Comment devient-on profiler en France ?
- Par la rédaction du site PJGN
- Publié le 02 septembre 2024, mis à jour le 11 septembre 2024
La gendarmerie française dispose d’un département de profilers, un terme popularisé par les séries, mais décrié par les analystes comportementaux et les enquêteurs du Département des sciences du comportement. Quelles études faut-il suivre pour l’intégrer ? Éclairage.
Vous avez sans doute entendu parler des profilers, ces agents surdoués qui résolvent grâce à leurs talents une investigation criminelle complexe, en un seul épisode de série américaine. Au sein du Pôle judiciaire de la gendarmerie nationale (PJGN), les profilers français sont intégrés au cœur du Service central de renseignement criminel, dans le Département des sciences du comportement (DSC). Ils sont sept militaires : cinq analystes du comportement et deux enquêteurs. Ils exècrent le terme de profiler. Ils tiennent à leur nom de métier français, plus cohérent par rapport au fantasme de la fiction et à la réalité du terrain. Interrogés pour les besoins de cet article, ils soulignent que leur travail, loin du cliché, s’effectue avec une « méthodologie précise et une rigueur intellectuelle ».
Analyste comportemental : la criminologie au cœur du parcours scolaire
Autant le dire directement : il n’y a pas de voie royale pour parvenir à réaliser ce destin professionnel. Pour preuve, les sept officiers de police judiciaire (OPJ) du DSC ont tous connu des parcours différents. Difficulté supplémentaire : il n’y a aucune école en France qui permet d’être formé spécifiquement à ces deux métiers. Il n’y a aucune université qui propose un cursus complet et professionnalisant en psychocriminologie appliqué à l’enquête criminelle, contrairement à certains pays comme le Canada. De surcroît, les débouchés sont rares. La vocation reste néanmoins possible, en suivant ces quelques conseils.
Concernant les analystes du comportement, le cursus post-bac doit généralement se réaliser en faculté de psychologie ou de droit. En parallèle, pour posséder des connaissances en criminologie, il faut impérativement compléter le parcours avec des Diplômes universitaires (DU) propres à chaque université. Ceux-ci permettent d’acquérir les bases du droit, particulièrement du droit pénal.

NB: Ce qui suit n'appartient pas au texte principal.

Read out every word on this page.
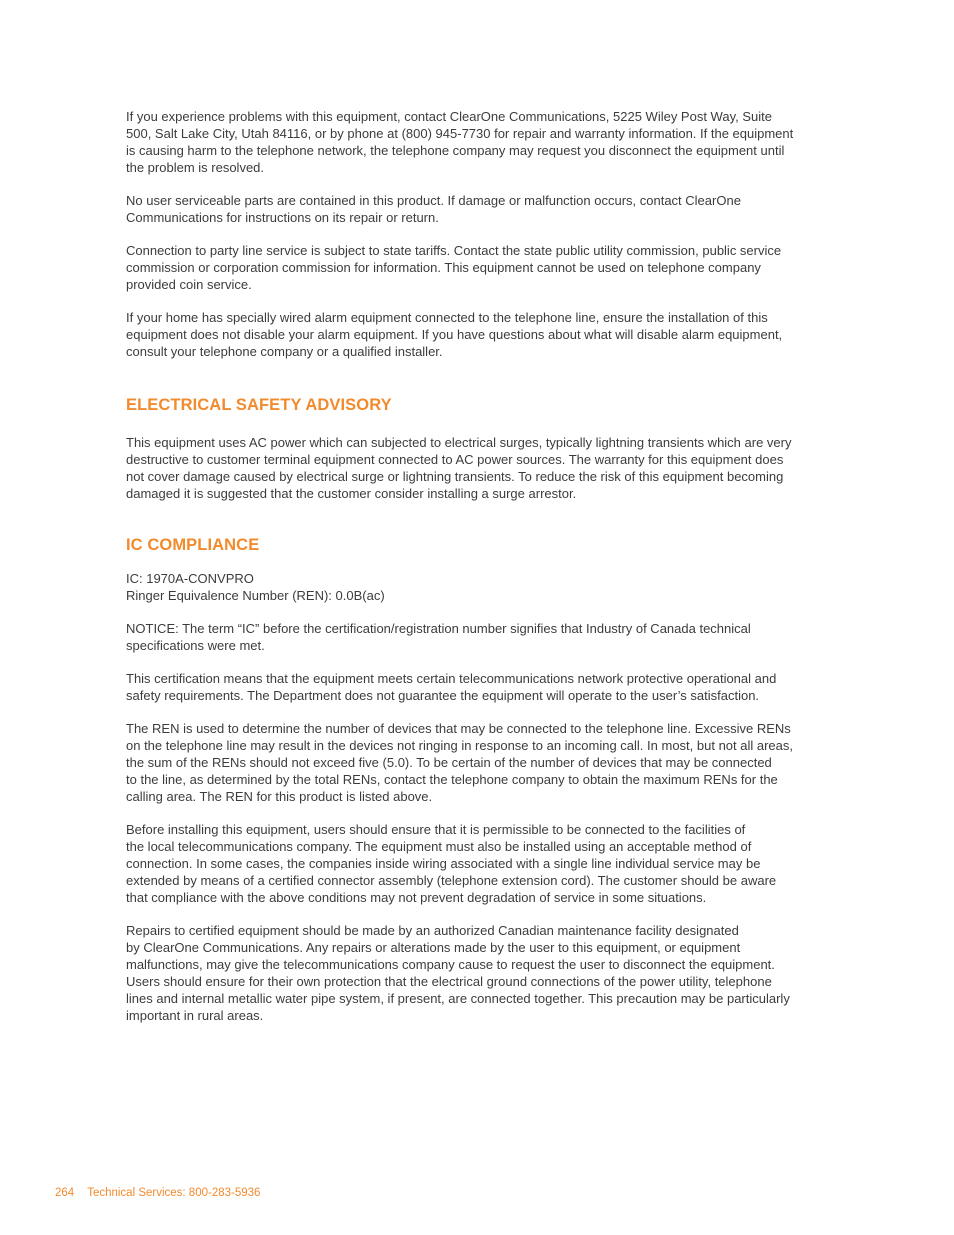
If you experience problems with this equipment, contact ClearOne Communications, 5225 Wiley Post Way, Suite
500, Salt Lake City, Utah 84116, or by phone at (800) 945-7730 for repair and warranty information. If the equipment
is causing harm to the telephone network, the telephone company may request you disconnect the equipment until
the problem is resolved.

No user serviceable parts are contained in this product. If damage or malfunction occurs, contact ClearOne
Communications for instructions on its repair or return.

Connection to party line service is subject to state tariffs. Contact the state public utility commission, public service
commission or corporation commission for information. This equipment cannot be used on telephone company
provided coin service.

If your home has specially wired alarm equipment connected to the telephone line, ensure the installation of this
equipment does not disable your alarm equipment. If you have questions about what will disable alarm equipment,
consult your telephone company or a qualified installer.

ELECTRICAL SAFETY ADVISORY

This equipment uses AC power which can subjected to electrical surges, typically lightning transients which are very
destructive to customer terminal equipment connected to AC power sources. The warranty for this equipment does
not cover damage caused by electrical surge or lightning transients. To reduce the risk of this equipment becoming
damaged it is suggested that the customer consider installing a surge arrestor.

IC COMPLIANCE

IC: 1970A-CONVPRO
Ringer Equivalence Number (REN): 0.0B(ac)

NOTICE: The term “IC” before the certification/registration number signifies that Industry of Canada technical
specifications were met.

This certification means that the equipment meets certain telecommunications network protective operational and
safety requirements. The Department does not guarantee the equipment will operate to the user’s satisfaction.

The REN is used to determine the number of devices that may be connected to the telephone line. Excessive RENs
on the telephone line may result in the devices not ringing in response to an incoming call. In most, but not all areas,
the sum of the RENs should not exceed five (5.0). To be certain of the number of devices that may be connected
to the line, as determined by the total RENs, contact the telephone company to obtain the maximum RENs for the
calling area. The REN for this product is listed above.

Before installing this equipment, users should ensure that it is permissible to be connected to the facilities of
the local telecommunications company. The equipment must also be installed using an acceptable method of
connection. In some cases, the companies inside wiring associated with a single line individual service may be
extended by means of a certified connector assembly (telephone extension cord). The customer should be aware
that compliance with the above conditions may not prevent degradation of service in some situations.

Repairs to certified equipment should be made by an authorized Canadian maintenance facility designated
by ClearOne Communications. Any repairs or alterations made by the user to this equipment, or equipment
malfunctions, may give the telecommunications company cause to request the user to disconnect the equipment.
Users should ensure for their own protection that the electrical ground connections of the power utility, telephone
lines and internal metallic water pipe system, if present, are connected together. This precaution may be particularly
important in rural areas.

264 Technical Services: 800-283-5936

À titre d'illustration, la capitaine Peggy Allimann a effectué un master en psychologie clinique et psychopathologique à Besançon. Ses DU : psychocriminologie à Lille, stress et traumatismes à l’université Pierre et Marie Curie et psycho-oncologie à l’université de Haute-Alsace. Peggy Allimann a d’abord travaillé dans la marine nationale, se formant à l’évaluation du traitement des traumatismes psychologiques. Avant de rejoindre le DSC, ses expériences professionnelles ont été nombreuses : elle a intégré la police dans l’accueil des victimes et des auteurs d’infractions pénales, avec un travail régulier dans les violences intra-familiales au sein de la brigade des mineurs – devenue depuis la brigade de protection des mineurs. Puis, elle a rejoint l’Office centrale pour la répression des violences aux personnes (OCRVP) en tant que psycho-criminologue.
« La criminologie, c’est le croisement de deux disciplines, le droit et la psychologie »
En plus d’une maîtrise en droit à Versailles Saint-Quentin-en Yvelines et d’un master 2 en clinique criminologique et victimilogique à la faculté de psychologie de Rennes 2, la chef d’escadron Stéphanie le Maout – qui commande actuellement le DSC – a quant à elle effectué deux DU : l’un en sciences criminelles, un autre en sciences criminologiques, tous les deux à l’Institut de criminologie de Paris-Assas.
Elle met en garde les futurs postulants :
« On reçoit énormément de CV avec des masters de psychocrimino. Tous les petits DU ont leur importance, car c’est du travail et un investissement supplémentaires en double-cursus du master 1 ou master 2. Ce qui fait également la différence, ce sont les stages réalisés. Si quelqu’un a par exemple fait un stage en médecine légale, cela démontre son intérêt pour le métier. »
Diplômée d’un master 2 en psychologie de la délinquance à l’université de Liège avec une L1 en droit, la chef d’escadron Audrey Renard a pour sa part effectué un DU de criminologie à Paris 8, agrémenté de plusieurs stages en milieu pénitentiaire. « La criminologie, c’est le croisement de deux disciplines, le droit et la psychologie », explique-t-elle.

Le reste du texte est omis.